シリーズ第8回となる今回も、引き続き故事成語をピックアップし、その由来を取り上げてみたいと思います。

◇ 矛盾(むじゅん)

戦国時代(紀元前403年~紀元前221年)末期に、韓非(かんぴ)という思想家がいました。韓非は、戦国七雄(秦・楚・斉・燕・趙・魏・韓という戦国時代の七大国)の一角である韓という国の王族で、非常に明晰な頭脳を持っており法家理論の完成者とも言われています。その韓非の法家理論を著した書物が「韓非子」(これを読んだ秦王政、後の秦の始皇帝は非常に感銘を受けたと伝えられています。)であり、この韓非の著作「韓非子」には、次のような逸話が載せられています。

ある時楚という国の商人が、次のような口上で矛と盾を売っていました。
「この矛はどんな防具でも貫けるすごい矛だ!、さあ買った買った!」
「この盾はどんな武器でも貫けないすごい盾だ!、さあ買った買った!」
これを聞いていた人が、次のように問いかけます。
「それなら、その矛でその盾を突いたらどうなるんだ?」
こう言われて商人は答えに窮してしまいました。

この逸話から、辻褄が合わないことを矛(ほこ)と盾(たて)と書いて、矛盾というようになりました。

 

ここからは余談ですが、では、なぜ韓非は法家理論の著作にこのような逸話を載せたのでしょうか?

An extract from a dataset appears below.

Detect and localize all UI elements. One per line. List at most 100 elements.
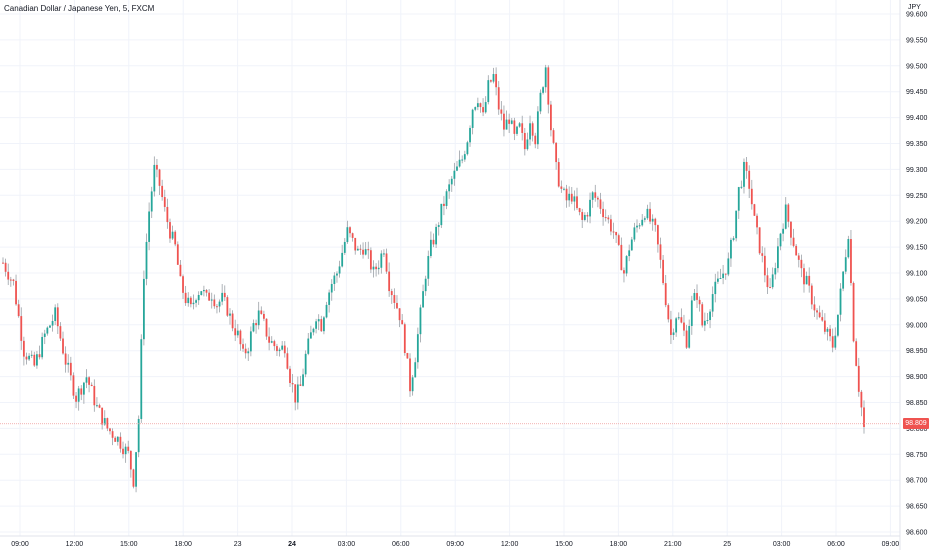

韓非が生きた時代(戦国時代)、国家をどのように治めるかについては大きく二つの思想の対立がありました。一つは、為政者の徳をもって治める「徳治」を理想とする「儒家」(孔子を祖として孟子などの大家が連なる。)、もう一つは、為政者の徳という曖昧な個人の資質にのみ頼るのではなく、法という厳然たる仕組みで治める「法治」を理想とする「法家」(主に実務家たちの実務処理の中から形成され、韓非が完成させた。)です。

韓非は法家に連なりますので、当然、法家の掲げる法治こそが在るべき統治だと主張するために儒家を批判します。ここで目を付けたのが、堯(ぎょう)と舜(しゅん)という儒家が神聖視する、伝説上の古代の聖帝でした。古代においては、堯という聖人が天下を治めており、この堯が天下の統治に疲れ帝位から退くときに、側近として自分を支え聖人として名高かった舜に帝位を譲り、以降は舜が天下を治めました。この堯と舜について、韓非子には次のような問答が載せられています。

ある時、(儒家の祖である)孔子が、堯の側近として天下の害悪を3つも除いた舜の偉業を称えます。このような偉業を為した聖人だからこそ、後に堯の後継者として帝位に就いたのであるということでしょう。しかし、ここである人が孔子に問います。「その舜が偉業を為した時、堯はどこにいたのか?」と。当然、この時は堯が帝位にあって天下を治めていました。つまり、堯が理想の聖帝であるなら、なぜ舜が除かなければならなかった害悪が天下に存在したのかということです。

舜を称えるなら、舜が除かなければならなかった害悪の発生を防げなかった堯を否定することになり、堯を称えるなら、堯の天下で除くべき害悪が発生するはずがないので、舜が偉業を為し得るはずがなく、舜を否定することになります。

このように、儒家が堯と舜を同時に称えるのは辻褄が合わないと韓非は言いたかったのであり、これをよりわかりやくす伝えるために、この問答の話の後に先ほど矛と盾の逸話を載せたというわけです。

※「子」というのは男性に対する尊称であり、「韓非子」は韓非本人を指すこともあります。